L'evento sperimentato diventa soggettivo grazie al suo significato di
piacevolezza o spiacevolezza che gli viene
attribuito con l'interpretazione. Il modello cognitivista fa risalire molti
problemi psichici a distorsioni delle realtà, visioni della stessa basate su premesse errate, avvenute per un apprendimento
difettoso nel corso dello sviluppo. Si formano così giudizi inesatti che
hanno valore di abitudini sempre più radicate, delle quali la persona non è
consapevole; valutazioni irrealistiche della realtà prevalgono su quelle
realistiche e le reazioni del soggetto appaiono eccessive ed inappropriate. La nevrosi, in questo modello
terapeutico, è vista come un disturbo del pensiero in cui la persona
distorce la realtà per adattarla alle idee che dominano il suo pensiero.

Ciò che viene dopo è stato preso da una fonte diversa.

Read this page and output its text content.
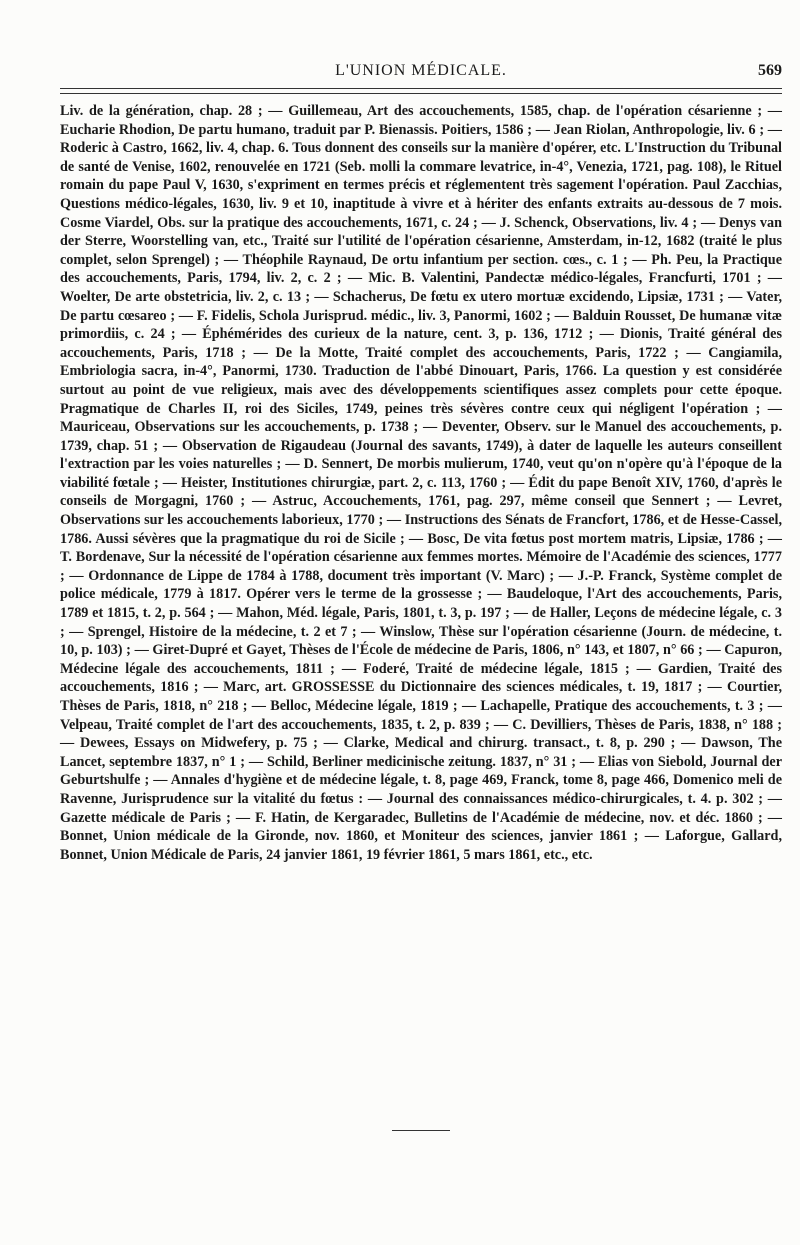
L'UNION MÉDICALE.	569

Liv. de la génération, chap. 28 ; — Guillemeau, Art des accouchements, 1585, chap. de l'opération césarienne ; — Eucharie Rhodion, De partu humano, traduit par P. Bienassis. Poitiers, 1586 ; — Jean Riolan, Anthropologie, liv. 6 ; — Roderic à Castro, 1662, liv. 4, chap. 6. Tous donnent des conseils sur la manière d'opérer, etc. L'Instruction du Tribunal de santé de Venise, 1602, renouvelée en 1721 (Seb. molli la commare levatrice, in-4°, Venezia, 1721, pag. 108), le Rituel romain du pape Paul V, 1630, s'expriment en termes précis et réglementent très sagement l'opération. Paul Zacchias, Questions médico-légales, 1630, liv. 9 et 10, inaptitude à vivre et à hériter des enfants extraits au-dessous de 7 mois. Cosme Viardel, Obs. sur la pratique des accouchements, 1671, c. 24 ; — J. Schenck, Observations, liv. 4 ; — Denys van der Sterre, Woorstelling van, etc., Traité sur l'utilité de l'opération césarienne, Amsterdam, in-12, 1682 (traité le plus complet, selon Sprengel) ; — Théophile Raynaud, De ortu infantium per section. cœs., c. 1 ; — Ph. Peu, la Practique des accouchements, Paris, 1794, liv. 2, c. 2 ; — Mic. B. Valentini, Pandectæ médico-légales, Francfurti, 1701 ; — Woelter, De arte obstetricia, liv. 2, c. 13 ; — Schacherus, De fœtu ex utero mortuæ excidendo, Lipsiæ, 1731 ; — Vater, De partu cœsareo ; — F. Fidelis, Schola Jurisprud. médic., liv. 3, Panormi, 1602 ; — Balduin Rousset, De humanæ vitæ primordiis, c. 24 ; — Éphémérides des curieux de la nature, cent. 3, p. 136, 1712 ; — Dionis, Traité général des accouchements, Paris, 1718 ; — De la Motte, Traité complet des accouchements, Paris, 1722 ; — Cangiamila, Embriologia sacra, in-4°, Panormi, 1730. Traduction de l'abbé Dinouart, Paris, 1766. La question y est considérée surtout au point de vue religieux, mais avec des développements scientifiques assez complets pour cette époque. Pragmatique de Charles II, roi des Siciles, 1749, peines très sévères contre ceux qui négligent l'opération ; — Mauriceau, Observations sur les accouchements, p. 1738 ; — Deventer, Observ. sur le Manuel des accouchements, p. 1739, chap. 51 ; — Observation de Rigaudeau (Journal des savants, 1749), à dater de laquelle les auteurs conseillent l'extraction par les voies naturelles ; — D. Sennert, De morbis mulierum, 1740, veut qu'on n'opère qu'à l'époque de la viabilité fœtale ; — Heister, Institutiones chirurgiæ, part. 2, c. 113, 1760 ; — Édit du pape Benoît XIV, 1760, d'après le conseils de Morgagni, 1760 ; — Astruc, Accouchements, 1761, pag. 297, même conseil que Sennert ; — Levret, Observations sur les accouchements laborieux, 1770 ; — Instructions des Sénats de Francfort, 1786, et de Hesse-Cassel, 1786. Aussi sévères que la pragmatique du roi de Sicile ; — Bosc, De vita fœtus post mortem matris, Lipsiæ, 1786 ; — T. Bordenave, Sur la nécessité de l'opération césarienne aux femmes mortes. Mémoire de l'Académie des sciences, 1777 ; — Ordonnance de Lippe de 1784 à 1788, document très important (V. Marc) ; — J.-P. Franck, Système complet de police médicale, 1779 à 1817. Opérer vers le terme de la grossesse ; — Baudeloque, l'Art des accouchements, Paris, 1789 et 1815, t. 2, p. 564 ; — Mahon, Méd. légale, Paris, 1801, t. 3, p. 197 ; — de Haller, Leçons de médecine légale, c. 3 ; — Sprengel, Histoire de la médecine, t. 2 et 7 ; — Winslow, Thèse sur l'opération césarienne (Journ. de médecine, t. 10, p. 103) ; — Giret-Dupré et Gayet, Thèses de l'École de médecine de Paris, 1806, n° 143, et 1807, n° 66 ; — Capuron, Médecine légale des accouchements, 1811 ; — Foderé, Traité de médecine légale, 1815 ; — Gardien, Traité des accouchements, 1816 ; — Marc, art. GROSSESSE du Dictionnaire des sciences médicales, t. 19, 1817 ; — Courtier, Thèses de Paris, 1818, n° 218 ; — Belloc, Médecine légale, 1819 ; — Lachapelle, Pratique des accouchements, t. 3 ; — Velpeau, Traité complet de l'art des accouchements, 1835, t. 2, p. 839 ; — C. Devilliers, Thèses de Paris, 1838, n° 188 ; — Dewees, Essays on Midwefery, p. 75 ; — Clarke, Medical and chirurg. transact., t. 8, p. 290 ; — Dawson, The Lancet, septembre 1837, n° 1 ; — Schild, Berliner medicinische zeitung. 1837, n° 31 ; — Elias von Siebold, Journal der Geburtshulfe ; — Annales d'hygiène et de médecine légale, t. 8, page 469, Franck, tome 8, page 466, Domenico meli de Ravenne, Jurisprudence sur la vitalité du fœtus : — Journal des connaissances médico-chirurgicales, t. 4. p. 302 ; — Gazette médicale de Paris ; — F. Hatin, de Kergaradec, Bulletins de l'Académie de médecine, nov. et déc. 1860 ; — Bonnet, Union médicale de la Gironde, nov. 1860, et Moniteur des sciences, janvier 1861 ; — Laforgue, Gallard, Bonnet, Union Médicale de Paris, 24 janvier 1861, 19 février 1861, 5 mars 1861, etc., etc.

Le differenze fra le varie nevrosi sono date dal diverso contenuto del
pensiero; la forza di tali pensieri aumenta quanto
più la patologia è grave. L'approccio cognitivista usa, come strumenti
terapeutici, le interpretazioni, le previsioni, le strategie di soluzione
dei problemi, i ragionamenti, ossia gli aspetti del pensiero che il
paziente può impiegare in modo costruttivo.